PORT-AU-PRINCE, Haiti – Within days, the government will move 400,000 people made homeless by Haiti’s epic earthquake from their squalid improvised camps throughout the shattered capital to new resettlement areas on the outskirts, a top Haitian official said Thursday.
Authorities are worried about sanitation and disease outbreaks in makeshift settlements like the one on the city’s central Champs de Mars plaza, said Fritz Longchamp, chief of staff to President Rene Preval.
“The Champ de Mars is no place for 1,000 or 10,000 people,” Longchamp told the Associated Press. “They are going to be going to places where they will have at least some adequate facilities.”
Two aftershocks rattled Haiti shortly before noon Thursday but appeared to cause little new damage as U.S. and international troops ramped up capacity for the quake-ravaged country to receive humanitarian cargo, heavy equipment, fuel and other supplies.
Three new airfields and the reopening of the capital’s seaport Thursday will dramatically increase the amount of aid flowing into Haiti and help relieve the congestion of round-the-clock deliveries at the main airport, the Pentagon said.

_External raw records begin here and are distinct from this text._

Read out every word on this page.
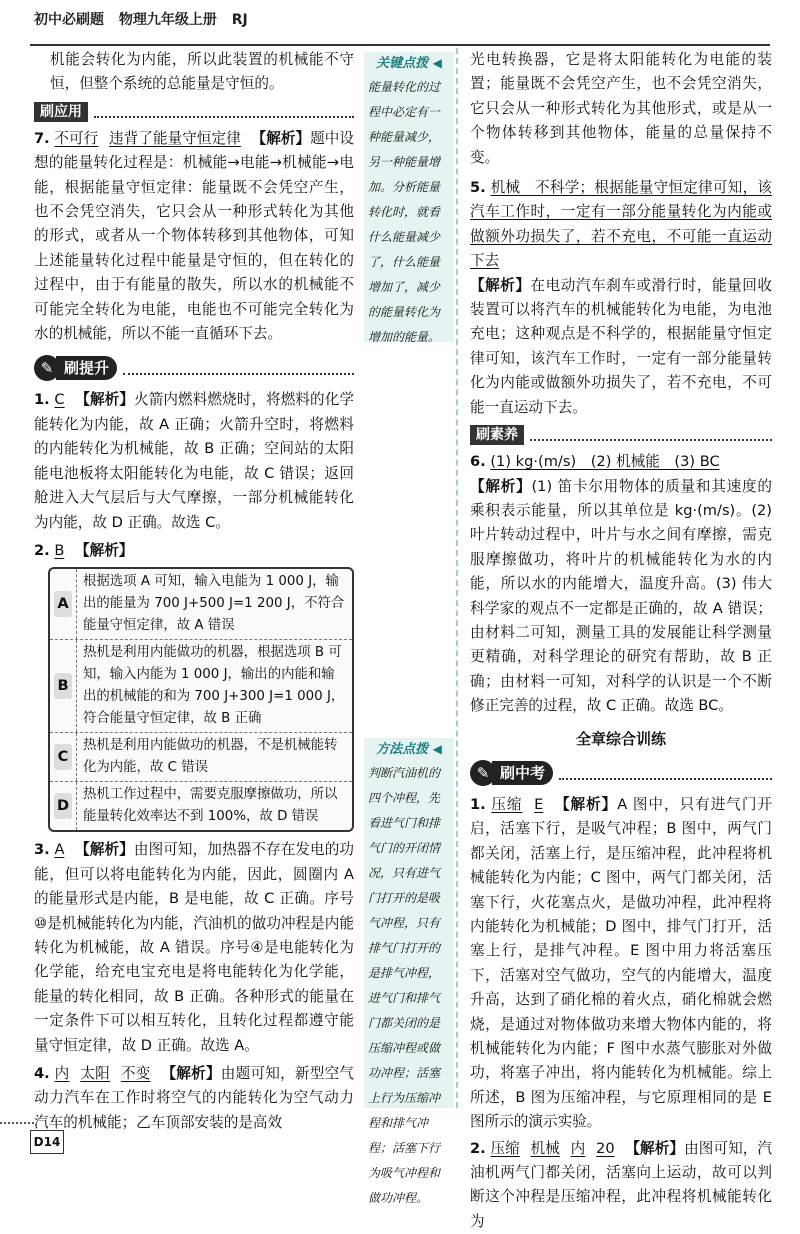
初中必刷题 物理九年级上册 RJ

机能会转化为内能，所以此装置的机械能不守恒，但整个系统的总能量是守恒的。

刷应用

7. 不可行 违背了能量守恒定律 【解析】题中设想的能量转化过程是：机械能→电能→机械能→电能，根据能量守恒定律：能量既不会凭空产生，也不会凭空消失，它只会从一种形式转化为其他的形式，或者从一个物体转移到其他物体，可知上述能量转化过程中能量是守恒的，但在转化的过程中，由于有能量的散失，所以水的机械能不可能完全转化为电能，电能也不可能完全转化为水的机械能，所以不能一直循环下去。

✎ 刷提升

1. C 【解析】火箭内燃料燃烧时，将燃料的化学能转化为内能，故 A 正确；火箭升空时，将燃料的内能转化为机械能，故 B 正确；空间站的太阳能电池板将太阳能转化为电能，故 C 错误；返回舱进入大气层后与大气摩擦，一部分机械能转化为内能，故 D 正确。故选 C。

2. B 【解析】

A
根据选项 A 可知，输入电能为 1 000 J，输出的能量为 700 J+500 J=1 200 J，不符合能量守恒定律，故 A 错误
B
热机是利用内能做功的机器，根据选项 B 可知，输入内能为 1 000 J，输出的内能和输出的机械能的和为 700 J+300 J=1 000 J，符合能量守恒定律，故 B 正确
C
热机是利用内能做功的机器，不是机械能转化为内能，故 C 错误
D
热机工作过程中，需要克服摩擦做功，所以能量转化效率达不到 100%，故 D 错误

3. A 【解析】由图可知，加热器不存在发电的功能，但可以将电能转化为内能，因此，圆圈内 A 的能量形式是内能，B 是电能，故 C 正确。序号⑩是机械能转化为内能，汽油机的做功冲程是内能转化为机械能，故 A 错误。序号④是电能转化为化学能，给充电宝充电是将电能转化为化学能，能量的转化相同，故 B 正确。各种形式的能量在一定条件下可以相互转化，且转化过程都遵守能量守恒定律，故 D 正确。故选 A。

4. 内 太阳 不变 【解析】由题可知，新型空气动力汽车在工作时将空气的内能转化为空气动力汽车的机械能；乙车顶部安装的是高效

关键点拨 ◀
能量转化的过程中必定有一种能量减少，另一种能量增加。分析能量转化时，就看什么能量减少了，什么能量增加了，减少的能量转化为增加的能量。
方法点拨 ◀
判断汽油机的四个冲程，先看进气门和排气门的开闭情况，只有进气门打开的是吸气冲程，只有排气门打开的是排气冲程，进气门和排气门都关闭的是压缩冲程或做功冲程；活塞上行为压缩冲程和排气冲程；活塞下行为吸气冲程和做功冲程。

光电转换器，它是将太阳能转化为电能的装置；能量既不会凭空产生，也不会凭空消失，它只会从一种形式转化为其他形式，或是从一个物体转移到其他物体，能量的总量保持不变。

5. 机械　不科学；根据能量守恒定律可知，该汽车工作时，一定有一部分能量转化为内能或做额外功损失了，若不充电，不可能一直运动下去

【解析】在电动汽车刹车或滑行时，能量回收装置可以将汽车的机械能转化为电能，为电池充电；这种观点是不科学的，根据能量守恒定律可知，该汽车工作时，一定有一部分能量转化为内能或做额外功损失了，若不充电，不可能一直运动下去。

刷素养

6. (1) kg·(m/s)　(2) 机械能　(3) BC

【解析】(1) 笛卡尔用物体的质量和其速度的乘积表示能量，所以其单位是 kg·(m/s)。(2) 叶片转动过程中，叶片与水之间有摩擦，需克服摩擦做功，将叶片的机械能转化为水的内能，所以水的内能增大，温度升高。(3) 伟大科学家的观点不一定都是正确的，故 A 错误；由材料二可知，测量工具的发展能让科学测量更精确，对科学理论的研究有帮助，故 B 正确；由材料一可知，对科学的认识是一个不断修正完善的过程，故 C 正确。故选 BC。

全章综合训练
✎ 刷中考

1. 压缩 E 【解析】A 图中，只有进气门开启，活塞下行，是吸气冲程；B 图中，两气门都关闭，活塞上行，是压缩冲程，此冲程将机械能转化为内能；C 图中，两气门都关闭，活塞下行，火花塞点火，是做功冲程，此冲程将内能转化为机械能；D 图中，排气门打开，活塞上行，是排气冲程。E 图中用力将活塞压下，活塞对空气做功，空气的内能增大，温度升高，达到了硝化棉的着火点，硝化棉就会燃烧，是通过对物体做功来增大物体内能的，将机械能转化为内能；F 图中水蒸气膨胀对外做功，将塞子冲出，将内能转化为机械能。综上所述，B 图为压缩冲程，与它原理相同的是 E 图所示的演示实验。

2. 压缩 机械 内 20 【解析】由图可知，汽油机两气门都关闭，活塞向上运动，故可以判断这个冲程是压缩冲程，此冲程将机械能转化为

D14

Also Thursday, a bill to allow taxpayers to write off charitable donations to Haiti earthquake relief efforts when they file their 2009 taxes this spring, received final congressional approval.
The Senate passed the bill on a voice vote Thursday, sending it to President Barack Obama for his expected signature.
Lawmakers hope the accelerated tax break will encourage more donations. U.S. residents have already donated millions, with the American Red Cross collecting more than $127 million since the Jan. 12 quake.